Body Awareness

Our bodies are a valuable source of information that often goes unheard

Now that we’ve completed Lesson 1. Anchoring our Attention, we can continue to develop and add to our repertoire of mindfulness skills.

Body awareness, more formally known as interoceptive awareness, is the ability to feel physical sensations in the body .

While this may sound simple, many of us live at a distance from our bodies, noticing them from time to time – perhaps the signals of hunger or pain – but mostly living in our “heads.” Immersed in thinking, we may feel out of touch with our bodies, out of sync with ourselves, or disconnected from the world around us. We may feel ungrounded or adrift. We may feel stuck inside our thoughts.

Low body awareness has been linked to higher emotional reactivity as well as increased rates of anxiety and depression.[1] When dealing with depression, it’s easy to get caught up in negative thoughts and emotions, losing touch with present-moment sensations in the body.

When we do pay attention to the body, we may find ourselves reactive to what we find; we may judge or avoid uncomfortable sensations, and find it hard to let go of pleasant sensations when they pass. Instead of being present to the body sensations themselves, we may get lost in our reactions to the body sensations.

Part of developing the skill of body awareness, then, is learning to turn toward body sensations with less reactivity.


What happens when you stub your toe on a chair? Before you know it, you may be raising your fist in anger, as if the chair were your enemy. It can take a moment to realize that no one is at fault. Even then, a sense of anger or frustration may linger – looking for a place to put those feelings, you might even start blaming yourself.

This is how reactivity can snowball. So let’s peel back the layers. What happened here?

  1. The sensations were unpleasant
  2. Naturally, we didn’t like it
  3. We reacted. Aversion – a reaction to what we dislike – took the driver seat and drove us into anger and self-blame

Both research and ancient wisdom have shown that all experience can be felt as unpleasant, pleasant, or neutral. This associated “tone” or “valence” is often under the radar, but it’s the key ingredient in how we react.

  • Typically, we take action to decrease the unpleasant and increase the pleasant, while the neutral can lead us to seek out something more entertaining or stimulating.
  • These reactions are natural and automatic, but not always skillful or in our best interests.
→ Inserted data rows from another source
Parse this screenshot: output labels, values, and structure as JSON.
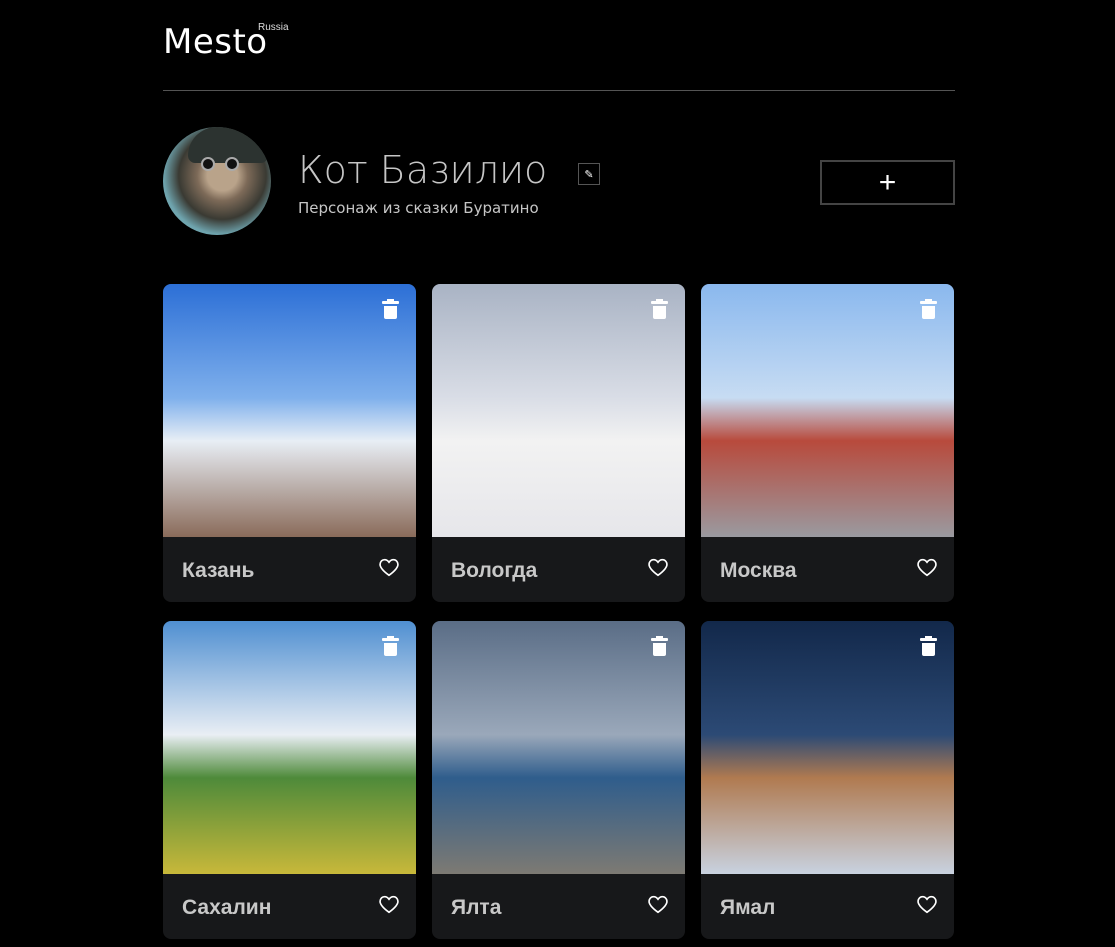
{
  "header": {
    "logo": "Mesto",
    "logo_sub": "Russia"
  },
  "profile": {
    "name": "Кот Базилио",
    "about": "Персонаж из сказки Буратино",
    "edit_icon": "pencil-icon",
    "add_icon": "plus-icon",
    "add_label": "+"
  },
  "cards": [
    {
      "title": "Казань",
      "colors": [
        "#2c6fd6",
        "#7fb0ec",
        "#e8eef5",
        "#8a6b5a"
      ]
    },
    {
      "title": "Вологда",
      "colors": [
        "#a9b3c4",
        "#d9dde6",
        "#f2f2f2",
        "#e6e6ea"
      ]
    },
    {
      "title": "Москва",
      "colors": [
        "#8ab8ee",
        "#c7dcf3",
        "#b84a3c",
        "#9a9aa0"
      ]
    },
    {
      "title": "Сахалин",
      "colors": [
        "#4f8fd1",
        "#e9eef4",
        "#4e8a3a",
        "#c8b83a"
      ]
    },
    {
      "title": "Ялта",
      "colors": [
        "#5a6d86",
        "#9aa8ba",
        "#2f5d8c",
        "#7d7a73"
      ]
    },
    {
      "title": "Ямал",
      "colors": [
        "#12284a",
        "#2c4a75",
        "#b07a50",
        "#c8d2e0"
      ]
    }
  ]
}
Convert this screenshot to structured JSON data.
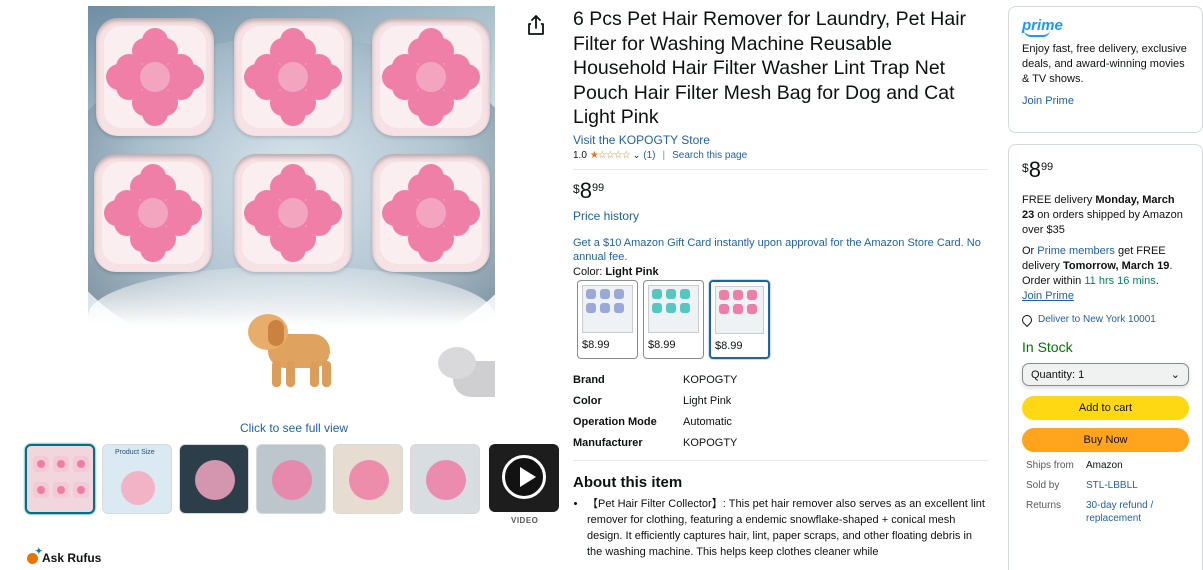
{
  "product": {
    "title": "6 Pcs Pet Hair Remover for Laundry, Pet Hair Filter for Washing Machine Reusable Household Hair Filter Washer Lint Trap Net Pouch Hair Filter Mesh Bag for Dog and Cat Light Pink",
    "store_link": "Visit the KOPOGTY Store",
    "rating": "1.0",
    "stars": "★☆☆☆☆",
    "review_count": "(1)",
    "search_link": "Search this page",
    "price": {
      "symbol": "$",
      "whole": "8",
      "fraction": "99"
    },
    "price_history": "Price history",
    "gift_card": "Get a $10 Amazon Gift Card instantly upon approval for the Amazon Store Card. No annual fee.",
    "color_label": "Color:",
    "color_value": "Light Pink",
    "swatches": [
      {
        "price": "$8.99",
        "tint": "#9aa9d8"
      },
      {
        "price": "$8.99",
        "tint": "#53c7c0"
      },
      {
        "price": "$8.99",
        "tint": "#ee7ea6"
      }
    ],
    "specs": [
      {
        "key": "Brand",
        "value": "KOPOGTY"
      },
      {
        "key": "Color",
        "value": "Light Pink"
      },
      {
        "key": "Operation Mode",
        "value": "Automatic"
      },
      {
        "key": "Manufacturer",
        "value": "KOPOGTY"
      }
    ],
    "about_title": "About this item",
    "about_items": [
      "【Pet Hair Filter Collector】: This pet hair remover also serves as an excellent lint remover for clothing, featuring a endemic snowflake-shaped + conical mesh design. It efficiently captures hair, lint, paper scraps, and other floating debris in the washing machine. This helps keep clothes cleaner while"
    ]
  },
  "media": {
    "click_full": "Click to see full view",
    "video_label": "VIDEO",
    "thumb_count": 7,
    "thumb_caption": "Product Size"
  },
  "rufus": {
    "label": "Ask Rufus"
  },
  "prime_box": {
    "logo": "prime",
    "description": "Enjoy fast, free delivery, exclusive deals, and award-winning movies & TV shows.",
    "join": "Join Prime"
  },
  "buy_box": {
    "price": {
      "symbol": "$",
      "whole": "8",
      "fraction": "99"
    },
    "free_delivery_prefix": "FREE delivery ",
    "free_delivery_date": "Monday, March 23",
    "free_delivery_suffix": " on orders shipped by Amazon over $35",
    "or_text": "Or ",
    "prime_members": "Prime members",
    "get_free": " get FREE delivery ",
    "fast_date": "Tomorrow, March 19",
    "order_within": ". Order within ",
    "countdown": "11 hrs 16 mins",
    "period": ".",
    "join_prime": "Join Prime",
    "deliver_to": "Deliver to New York 10001",
    "stock": "In Stock",
    "quantity": "Quantity: 1",
    "add_to_cart": "Add to cart",
    "buy_now": "Buy Now",
    "info": [
      {
        "key": "Ships from",
        "value": "Amazon",
        "link": false
      },
      {
        "key": "Sold by",
        "value": "STL-LBBLL",
        "link": true
      },
      {
        "key": "Returns",
        "value": "30-day refund / replacement",
        "link": true
      }
    ]
  },
  "colors": {
    "link": "#2162a1",
    "cart_yellow": "#ffd814",
    "buy_orange": "#ffa41c",
    "stock_green": "#007600",
    "prime_blue": "#1a98ff",
    "star_orange": "#de7921"
  }
}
When we pay attention to body sensations, we have a direct path to observe this “feeling tone.” When reactions to pleasant and unpleasant show up, we can recognize them as natural, and step in before they snowball.

The idea is not to get rid of our reactions, but to recognize them sooner so we don’t get carried away by them. 
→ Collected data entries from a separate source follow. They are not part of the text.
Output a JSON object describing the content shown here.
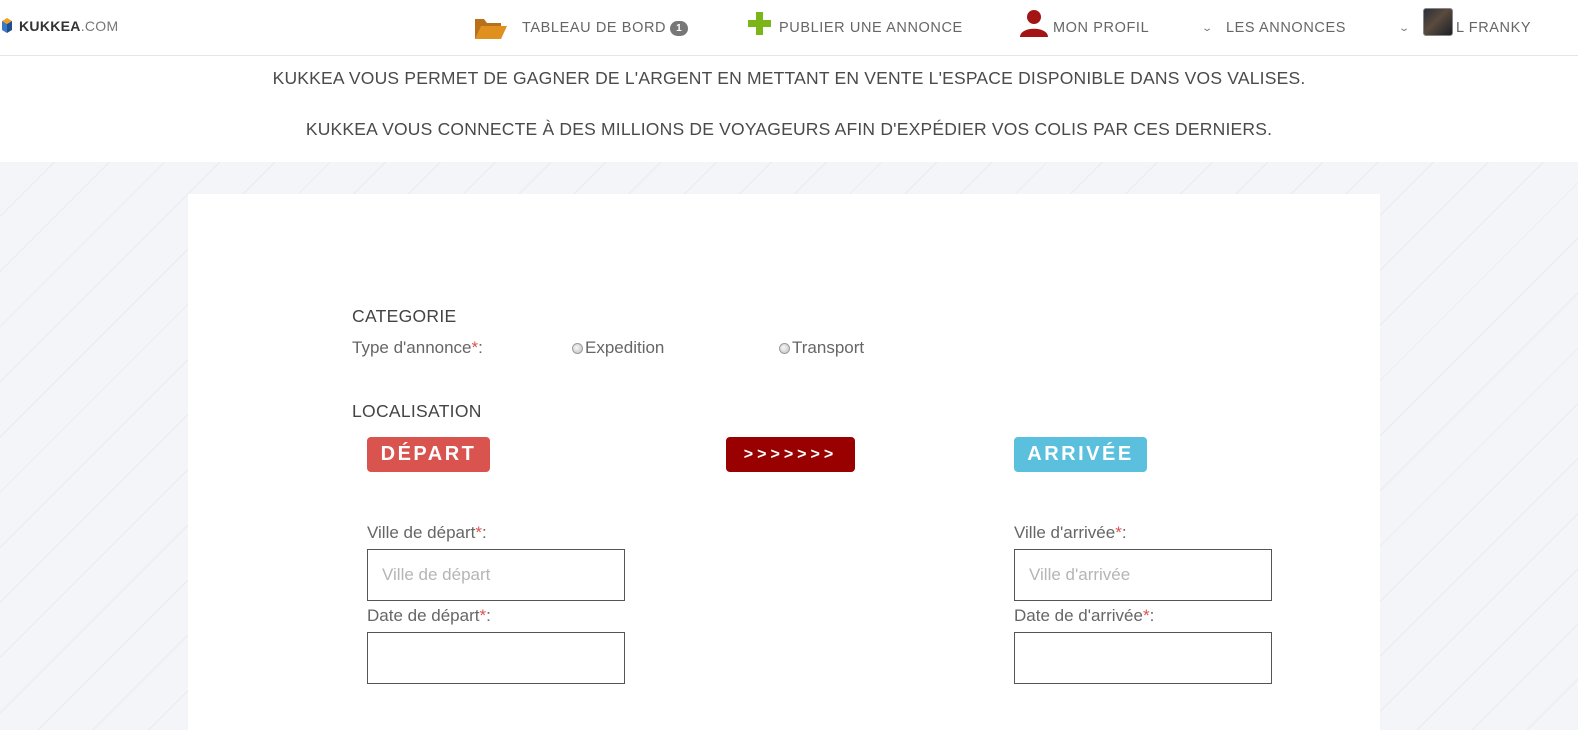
{
  "brand": {
    "name": "KUKKEA",
    "domain": ".COM"
  },
  "nav": {
    "dashboard": {
      "label": "TABLEAU DE BORD",
      "badge": "1",
      "icon": "folder-open-icon"
    },
    "publish": {
      "label": "PUBLIER UNE ANNONCE",
      "icon": "plus-icon"
    },
    "profile": {
      "label": "MON PROFIL",
      "icon": "user-icon"
    },
    "listings": {
      "label": "LES ANNONCES",
      "icon": "chevron-down-icon"
    },
    "user": {
      "label": "L FRANKY",
      "icon": "chevron-down-icon"
    }
  },
  "banner": {
    "line1": "KUKKEA VOUS PERMET DE GAGNER DE L'ARGENT EN METTANT EN VENTE L'ESPACE DISPONIBLE DANS VOS VALISES.",
    "line2": "KUKKEA VOUS CONNECTE À DES MILLIONS DE VOYAGEURS AFIN D'EXPÉDIER VOS COLIS PAR CES DERNIERS."
  },
  "form": {
    "category": {
      "title": "CATEGORIE",
      "type_label": "Type d'annonce",
      "options": [
        "Expedition",
        "Transport"
      ]
    },
    "location": {
      "title": "LOCALISATION",
      "depart_tag": "DÉPART",
      "arrow_tag": ">>>>>>>",
      "arrivee_tag": "ARRIVÉE",
      "depart_city_label": "Ville de départ",
      "depart_city_placeholder": "Ville de départ",
      "depart_date_label": "Date de départ",
      "arrival_city_label": "Ville d'arrivée",
      "arrival_city_placeholder": "Ville d'arrivée",
      "arrival_date_label": "Date de d'arrivée"
    },
    "required_mark": "*"
  },
  "colors": {
    "depart": "#d9534f",
    "arrow": "#990000",
    "arrivee": "#5bc0de",
    "required": "#d9534f",
    "folder_icon": "#d9891a",
    "plus_icon": "#7cb518",
    "user_icon": "#a31515"
  }
}
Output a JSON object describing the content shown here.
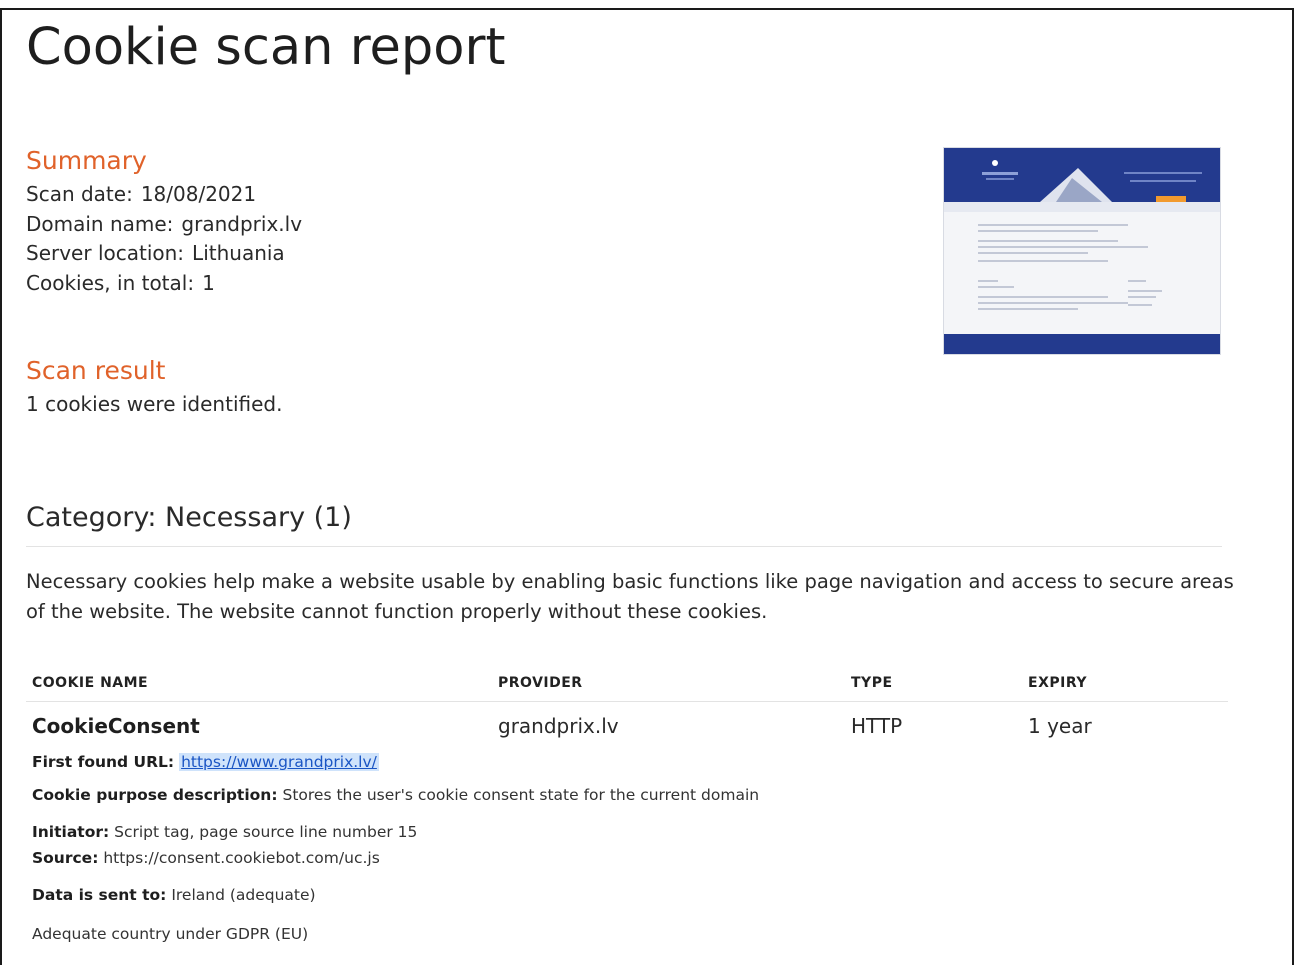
{
  "report": {
    "title": "Cookie scan report"
  },
  "summary": {
    "heading": "Summary",
    "rows": [
      {
        "label": "Scan date:",
        "value": "18/08/2021"
      },
      {
        "label": "Domain name:",
        "value": "grandprix.lv"
      },
      {
        "label": "Server location:",
        "value": "Lithuania"
      },
      {
        "label": "Cookies, in total:",
        "value": "1"
      }
    ]
  },
  "scan_result": {
    "heading": "Scan result",
    "text": "1 cookies were identified."
  },
  "category": {
    "title": "Category: Necessary (1)",
    "description": "Necessary cookies help make a website usable by enabling basic functions like page navigation and access to secure areas of the website. The website cannot function properly without these cookies."
  },
  "table": {
    "headers": {
      "name": "COOKIE NAME",
      "provider": "PROVIDER",
      "type": "TYPE",
      "expiry": "EXPIRY"
    },
    "rows": [
      {
        "name": "CookieConsent",
        "provider": "grandprix.lv",
        "type": "HTTP",
        "expiry": "1 year",
        "first_found_label": "First found URL:",
        "first_found_url": "https://www.grandprix.lv/",
        "purpose_label": "Cookie purpose description:",
        "purpose": "Stores the user's cookie consent state for the current domain",
        "initiator_label": "Initiator:",
        "initiator": "Script tag, page source line number 15",
        "source_label": "Source:",
        "source": "https://consent.cookiebot.com/uc.js",
        "sent_to_label": "Data is sent to:",
        "sent_to": "Ireland (adequate)",
        "adequate_note": "Adequate country under GDPR (EU)"
      }
    ]
  },
  "colors": {
    "section_heading": "#e0622a",
    "link": "#1a55c4",
    "link_highlight": "#cfe3fb",
    "thumbnail_brand": "#233a8e"
  }
}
Getting in sync with your body

Mindfulness practices that are focused on body cues and sensations have been shown to help increase both mind-body awareness and emotional awareness. [2, 3]

Sometimes our bodies react to things before we are fully aware of them. For example:

Body cues, signals, or sensations
Emotions these may indicate

Smile or relaxed brow

Happiness or contentment

Clenched fists, or a tightness in the chest

Anger or frustration

Fidgety hands, quick breathing, or flashes of hot or cold

Anxiety or excitement

Tears, heavy limbs, or sharp sensations in the chest

Sadness or grief

Some of these reactions and associated emotions may resonate with you more than others, as everyone’s emotions can manifest in different ways.

By paying attention to body cues and sensations, we can gain insight into our current state of mind, including feeling stressed or experiencing low mood (providing us with an ‘early alert system’ for anxious or depressed thoughts).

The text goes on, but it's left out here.